Второе напоминание о том, что надо сдерживаться в оценках, подействовало сильней, чем первое. Руководитель цеха аккумуляторов энергии смешался. Теперь он говорил извиняющимся тоном, почти оправдывался:
— Что вы, какое преступление! И мысли такой не было. Несчастье, конечно, и расхлябанность, граничащая с безответственностью. Эрвин любит демонстрировать свое пренебрежение к людям. Вы в этом убедитесь при первом же разговоре с ним. Если он согласится разговаривать с вами, впрочем…
— Он так плох, что не может разговаривать?
Как ни старался Хонда сдержать злость, она прорывалась:
— Простите, друг Рой, вы не совсем ясно представляете себе, что у Эрвина термин «может» отличен от термина «хочет». Мы уже привыкли считаться с этой его особенностью, а вам еще с ней знакомиться. И вряд ли она вас порадует, особенно если Эрвин пожелает поиздеваться над вашими мыслями.
— Михаил, не стоит… — дипломатично сказал директор энергозавода, а Стоковский снова беззвучно засмеялся.

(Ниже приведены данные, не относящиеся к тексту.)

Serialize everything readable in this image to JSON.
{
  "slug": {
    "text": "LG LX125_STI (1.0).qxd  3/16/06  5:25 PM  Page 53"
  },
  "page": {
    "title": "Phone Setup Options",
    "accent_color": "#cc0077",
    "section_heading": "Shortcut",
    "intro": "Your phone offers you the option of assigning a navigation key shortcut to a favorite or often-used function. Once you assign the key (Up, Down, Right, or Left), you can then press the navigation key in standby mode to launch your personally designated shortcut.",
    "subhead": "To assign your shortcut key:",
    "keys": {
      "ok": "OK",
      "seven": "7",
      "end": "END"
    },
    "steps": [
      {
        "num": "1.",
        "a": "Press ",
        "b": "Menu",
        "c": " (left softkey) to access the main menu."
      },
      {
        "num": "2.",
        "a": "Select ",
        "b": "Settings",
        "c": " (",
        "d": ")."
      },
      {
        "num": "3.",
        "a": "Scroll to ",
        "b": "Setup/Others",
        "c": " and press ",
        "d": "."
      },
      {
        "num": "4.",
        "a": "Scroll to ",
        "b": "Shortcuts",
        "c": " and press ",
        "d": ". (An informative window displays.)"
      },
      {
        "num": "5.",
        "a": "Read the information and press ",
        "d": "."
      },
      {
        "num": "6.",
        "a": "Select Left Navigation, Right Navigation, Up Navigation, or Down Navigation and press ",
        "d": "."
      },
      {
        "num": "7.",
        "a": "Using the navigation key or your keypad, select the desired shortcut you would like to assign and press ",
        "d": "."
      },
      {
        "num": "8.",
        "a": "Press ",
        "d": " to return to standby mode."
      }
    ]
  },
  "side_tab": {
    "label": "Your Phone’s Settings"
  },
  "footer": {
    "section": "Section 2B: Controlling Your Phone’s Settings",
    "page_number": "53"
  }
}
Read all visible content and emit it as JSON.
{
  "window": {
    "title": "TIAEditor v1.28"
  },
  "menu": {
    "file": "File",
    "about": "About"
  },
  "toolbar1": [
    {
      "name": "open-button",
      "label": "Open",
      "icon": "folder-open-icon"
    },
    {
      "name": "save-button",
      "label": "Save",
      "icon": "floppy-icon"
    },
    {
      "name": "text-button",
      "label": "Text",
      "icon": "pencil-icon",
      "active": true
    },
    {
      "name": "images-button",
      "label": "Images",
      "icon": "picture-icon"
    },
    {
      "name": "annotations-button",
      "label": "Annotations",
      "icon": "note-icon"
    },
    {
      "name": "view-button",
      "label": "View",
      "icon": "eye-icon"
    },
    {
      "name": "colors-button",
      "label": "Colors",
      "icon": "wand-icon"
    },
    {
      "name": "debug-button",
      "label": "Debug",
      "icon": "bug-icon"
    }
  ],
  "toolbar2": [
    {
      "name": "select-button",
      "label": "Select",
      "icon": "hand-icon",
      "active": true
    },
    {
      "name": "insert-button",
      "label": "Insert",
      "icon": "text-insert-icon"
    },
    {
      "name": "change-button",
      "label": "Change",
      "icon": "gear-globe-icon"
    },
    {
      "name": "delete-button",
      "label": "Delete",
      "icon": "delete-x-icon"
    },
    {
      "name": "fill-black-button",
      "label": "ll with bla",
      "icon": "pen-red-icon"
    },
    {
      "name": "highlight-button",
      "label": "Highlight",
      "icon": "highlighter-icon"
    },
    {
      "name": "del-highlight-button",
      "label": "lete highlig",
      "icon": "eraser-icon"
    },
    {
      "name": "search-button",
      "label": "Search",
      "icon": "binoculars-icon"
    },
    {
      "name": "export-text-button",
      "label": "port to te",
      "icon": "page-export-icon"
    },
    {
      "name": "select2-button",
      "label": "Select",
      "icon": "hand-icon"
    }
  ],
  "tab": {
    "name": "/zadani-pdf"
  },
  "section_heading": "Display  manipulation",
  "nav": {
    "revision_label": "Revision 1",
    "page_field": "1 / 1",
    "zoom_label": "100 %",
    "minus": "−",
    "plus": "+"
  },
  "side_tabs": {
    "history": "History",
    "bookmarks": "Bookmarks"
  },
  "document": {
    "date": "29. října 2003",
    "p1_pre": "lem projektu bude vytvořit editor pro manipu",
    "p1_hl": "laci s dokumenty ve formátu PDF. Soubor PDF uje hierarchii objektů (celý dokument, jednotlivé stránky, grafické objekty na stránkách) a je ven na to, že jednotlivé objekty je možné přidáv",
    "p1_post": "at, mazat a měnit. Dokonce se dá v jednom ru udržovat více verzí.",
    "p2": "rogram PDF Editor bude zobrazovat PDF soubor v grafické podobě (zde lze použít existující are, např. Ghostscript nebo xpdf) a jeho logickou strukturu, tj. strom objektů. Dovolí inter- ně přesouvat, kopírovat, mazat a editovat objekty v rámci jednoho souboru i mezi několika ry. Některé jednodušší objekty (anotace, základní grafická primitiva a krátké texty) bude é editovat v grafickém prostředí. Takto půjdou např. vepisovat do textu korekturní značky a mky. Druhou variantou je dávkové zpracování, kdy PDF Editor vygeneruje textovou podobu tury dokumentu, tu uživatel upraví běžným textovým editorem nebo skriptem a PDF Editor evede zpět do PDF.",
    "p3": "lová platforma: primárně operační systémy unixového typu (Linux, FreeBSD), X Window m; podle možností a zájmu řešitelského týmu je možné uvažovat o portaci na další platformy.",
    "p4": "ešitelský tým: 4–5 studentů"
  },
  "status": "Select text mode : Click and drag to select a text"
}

— Я постараюсь не высказывать мыслей, способных дать повод для издевательства, — холодно отпарировал Рой.
— Буду рад, если вам это удастся, — буркнул Хонда и снова заговорил о том, как пытались спасти Карла, какие разрушения вызвал пожар и почему лабораторию твердого конденсирования энергии быстро не восстановить.

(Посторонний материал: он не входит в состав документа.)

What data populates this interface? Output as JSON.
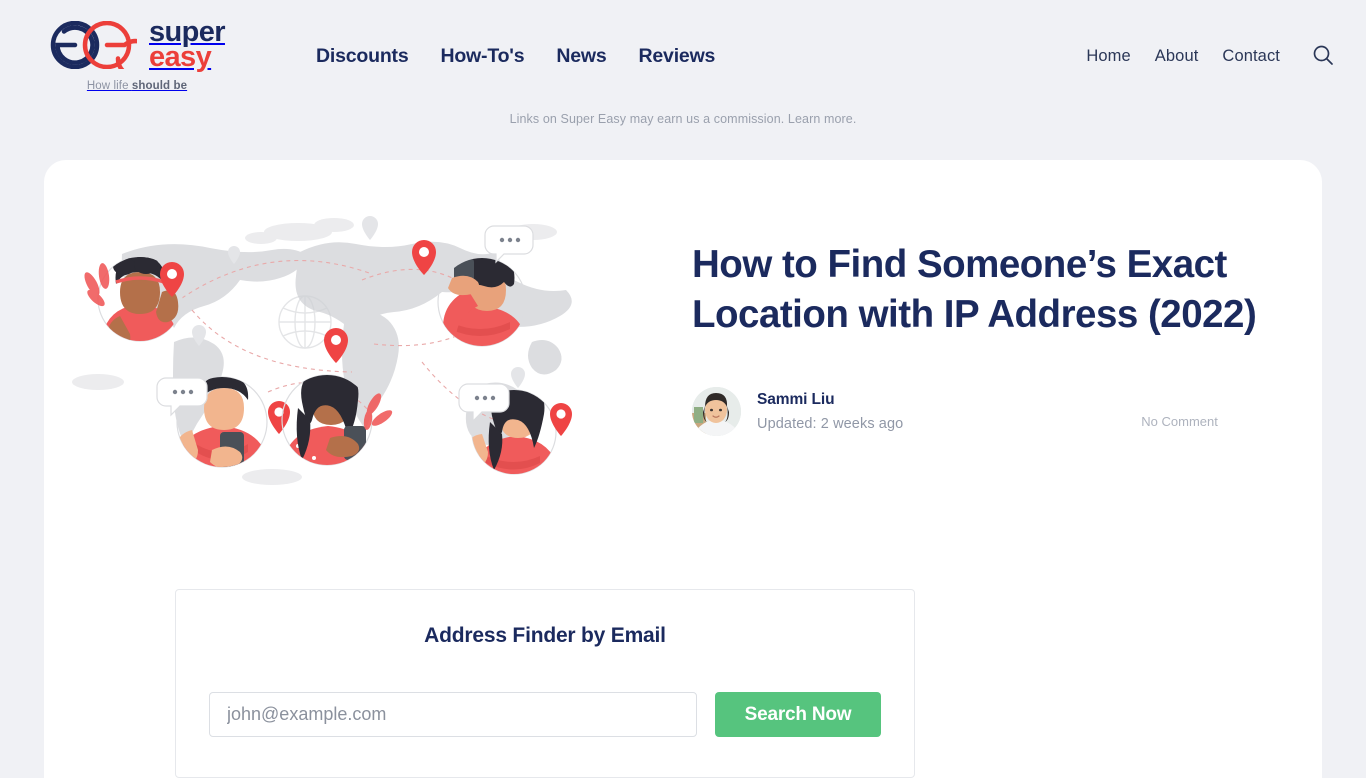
{
  "brand": {
    "logo_icon": "super-easy-double-e-logo",
    "word_top": "super",
    "word_bottom": "easy",
    "tagline_regular": "How life ",
    "tagline_bold": "should be",
    "navy": "#1b2a5e",
    "red": "#ec3f3a"
  },
  "nav": {
    "main": [
      {
        "label": "Discounts"
      },
      {
        "label": "How-To's"
      },
      {
        "label": "News"
      },
      {
        "label": "Reviews"
      }
    ],
    "right": [
      {
        "label": "Home"
      },
      {
        "label": "About"
      },
      {
        "label": "Contact"
      }
    ],
    "search_icon": "search-icon"
  },
  "disclaimer": {
    "text": "Links on Super Easy may earn us a commission. ",
    "link_label": "Learn more."
  },
  "article": {
    "title": "How to Find Someone’s Exact Location with IP Address (2022)",
    "hero_illustration": "world-map-location-sharing-illustration",
    "author_name": "Sammi Liu",
    "author_avatar": "author-avatar-photo",
    "updated": "Updated: 2 weeks ago",
    "comments": "No Comment"
  },
  "finder": {
    "title": "Address Finder by Email",
    "input_placeholder": "john@example.com",
    "input_value": "",
    "submit_label": "Search Now",
    "submit_color": "#56c47e"
  }
}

— В катастрофе погибли все рабочие журналы, все записи обсуждений — словом, весь набор пленок. Они были сложены в сейфе, вот здесь, возле конденсаторной печи, — Хонда нервно водил рукой по стене, усеянной пятнами ожогов. — Когда я ворвался в лабораторию, сейф пылал костром на ветру, но мы все, вы понимаете, пытались спасти Карла… И Эрвина, естественно, он рвал на себе пылающую одежду. В общем, когда обратились к сейфу, было поздно, архив лаборатории погиб. Вряд ли можно его восстановить, даже если Эрвин возвратится в сознание и захочет это сделать. Остатки сейфа вынесены. Вообще в лаборатории мало что уцелело.
— А это что? — Рой показал на шкаф в противоположном углу.

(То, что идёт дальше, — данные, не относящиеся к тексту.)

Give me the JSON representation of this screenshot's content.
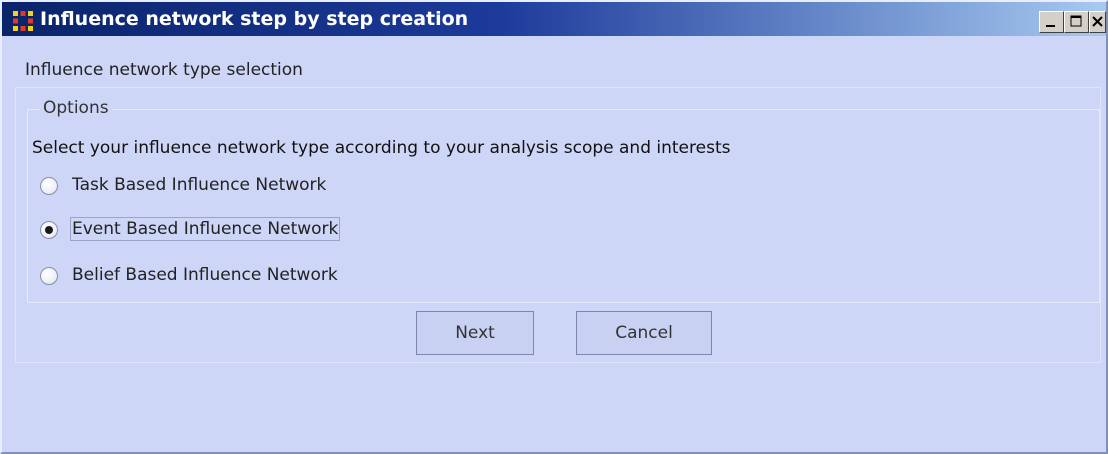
{
  "window": {
    "title": "Influence network step by step creation",
    "controls": [
      "minimize",
      "maximize",
      "close"
    ]
  },
  "page": {
    "section_title": "Influence network type selection",
    "options_legend": "Options",
    "instruction": "Select your influence network type according to your analysis scope and interests"
  },
  "options": [
    {
      "label": "Task Based Influence Network",
      "selected": false
    },
    {
      "label": "Event Based Influence Network",
      "selected": true
    },
    {
      "label": "Belief Based Influence Network",
      "selected": false
    }
  ],
  "buttons": {
    "next": "Next",
    "cancel": "Cancel"
  },
  "colors": {
    "titlebar_start": "#0a246a",
    "titlebar_end": "#a6caf0",
    "window_background": "#cdd6f7"
  },
  "icons": {
    "app": "network-grid-icon",
    "minimize": "minimize-icon",
    "maximize": "maximize-icon",
    "close": "close-icon"
  }
}
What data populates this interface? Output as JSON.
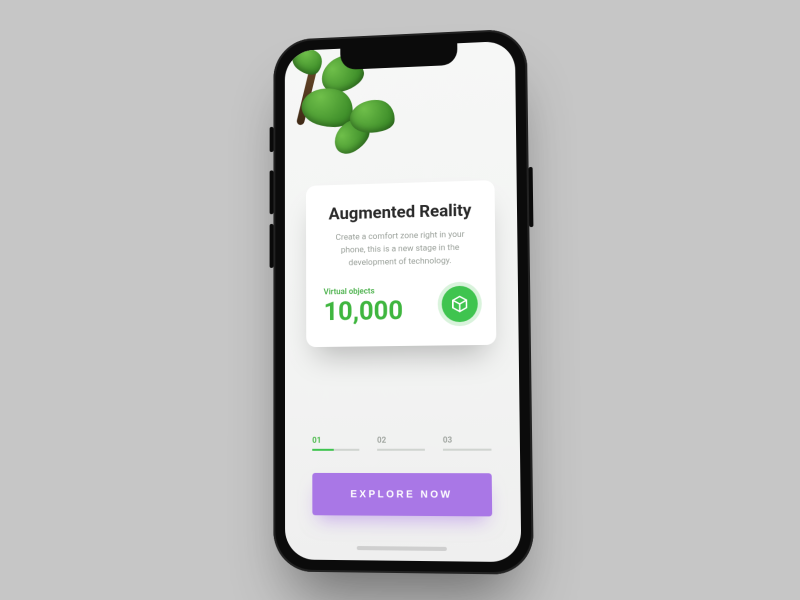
{
  "colors": {
    "accent_green": "#3fc44f",
    "accent_purple": "#a977e6"
  },
  "card": {
    "title": "Augmented Reality",
    "description": "Create a comfort zone right in your phone, this is a new stage in the development of technology.",
    "stat_label": "Virtual objects",
    "stat_value": "10,000",
    "icon": "cube-icon"
  },
  "pager": {
    "items": [
      "01",
      "02",
      "03"
    ],
    "active_index": 0
  },
  "cta": {
    "label": "EXPLORE NOW"
  }
}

— Это холодильник. Нашей особой конструкции, на Меркурии они совмещены с кондиционерами. Некоторые хранят в них разные вещи, даже одежду, холод здесь — самая ценимая вещь.
Рой раскрыл холодильник. На нижних полках лежали детали скафандра, над ними лабораторные инструменты, выше — съестные припасы. На самой верхней полке покоилась электрическая бритва. Рой повертел ее, но оледенелый корпус обжигал пальцы. Рой положил бритву на место.
— Имущество Эрвина, — сказал Хонда. — Одно из его чудачеств. Он брился, надевая теплые перчатки. Теплые перчатки на солнечной стороне Меркурия! Он говорил, что только ледяной металл приятен его щекам.
Рой отвернулся от холодильника. В лаборатории, чисто прибранной, все носило следы недавней катастрофы, но осматривать было нечего. Да и не затем он сюда приехал, чтобы разыгрывать детектива.
— Так что успел вам сказать умиравший Карл Ванин, друг Михаил?
— Ну, что он мог сказать? Что Эрвин включил генератор раньше времени… Вот, собственно, и все. Он быстро потерял сознание… А Эрвин молчит. У него обожжены губы, руки плохо двигаются — вряд ли он скоро заговорит.
— Пойдемте отсюда, — сказал Рой. — Единственное, что меня по-настоящему интересует, — сможет ли завод выполнить наш заказ на батарею твердых конденсаторов энергии?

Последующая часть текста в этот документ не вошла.